Examine with Azure Directory (Blob Storage)

Steve Temple edited this page Aug 16, 2018 · 11 revisions

This is alpha stuff!

Overview

Working with Lucene on Azure means that you need to host your Lucene files on the local fast drive (%temp%) since Lucene doesn't work well when it's read from a remote network drive which is how the storage works on Azure Web Apps. Examine has a few options to support working on the local fast drive with options like SyncTempEnvDirectoryFactory. When using Lucene on Azure it would be ideal to have the 'master' (write-only) index stored in Blob Storage.

Azure can move your site to a new server anytime. This is why SyncTempEnvDirectoryFactory exists, so that the 'master' index is stored in App_Data but the local read index is lazily built with the required files it needs from the 'master'. Without this syncing, it would mean that the index wouldn't be there at all when Azure moves your site and the index would need to be rebuilt on startup. Instead of storing the master index on the remove file share in App_Data, it could be stored in Blob Storage which would mean that the same index could be shared between multiple Web Apps, which means that Load Balancing would be much nicer to do with Lucene Indexes.

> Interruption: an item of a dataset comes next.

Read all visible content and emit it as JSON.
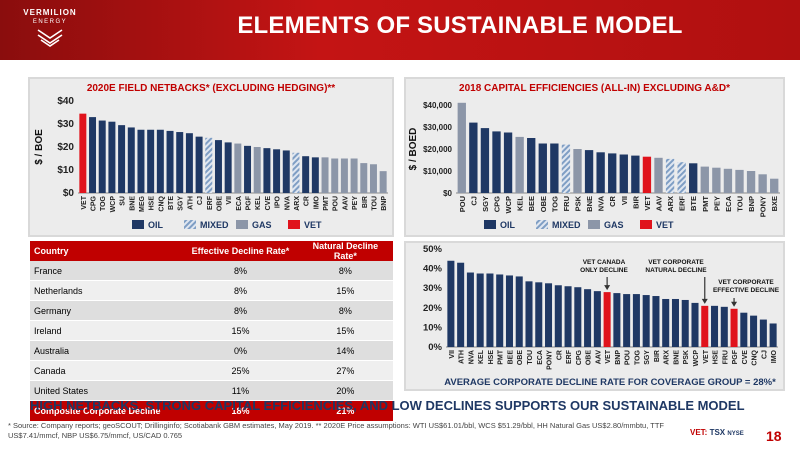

When scaling, the new worker would just lazily build it's local index based on the Blob Storage 'master' index.

In order for this to work however it means that only a single worker can ever write to indexes. In Umbraco load balancing this is achieved by having a single Web App that is not scaled designated as the master CMS server and all other Web Apps are for serving front-end requests only.

There IS an already existing package called AzureDirectory but this is built only for Lucene 3.x not Lucene 2.9. I have contributed to the original project and have also found some bugs with it. Examine's version of AzureDirectory is a port of the original code but brought up to date with various bug fixes and built against 2.9. Examine's version also only implements simple file directory locking and not a native FS file lock which the original AzureDirectory attempts to do by using Blob leases. The simple file directory locking works fine (at least with Umbraco) because it is guaranteed that only a single process is ever writing to the index at one time.

To set this up

You can get the Nuget package from here: https://ci.appveyor.com/project/Shandem/examine/build/artifacts

Or use the Nuget feed: https://ci.appveyor.com/nuget/examine-f73l6qv0oqfh (update your Nuget.config file with this)

and then

 Install-Package Examine.AzureDirectory -version 1.0.0-beta05 -Pre

To activate it, you need to add these settings to your web.config

<add key="examine:AzureStorageConnString" value="YOUR-STORAGE-CONNECTION-STRING" />
<add key="examine:AzureStorageContainer" value="YOUR-CONTAINER-NAME" />

Then this directoryFactory attribute needs to be added to each of your indexes in the ExamineIndexProviders section:

directoryFactory="Examine.AzureDirectory.AzureDirectoryFactory, Examine.AzureDirectory"

For example:

<add name="InternalIndexer" directoryFactory="Examine.AzureDirectory.AzureDirectoryFactory, Examine.AzureDirectory"/>

Warning/Disclaimer!

I have this running in production but on a small site that doesn't get a lot of updates. I have not tested this in a Load Balanced environment!

... I would love it if someone could test this out though :)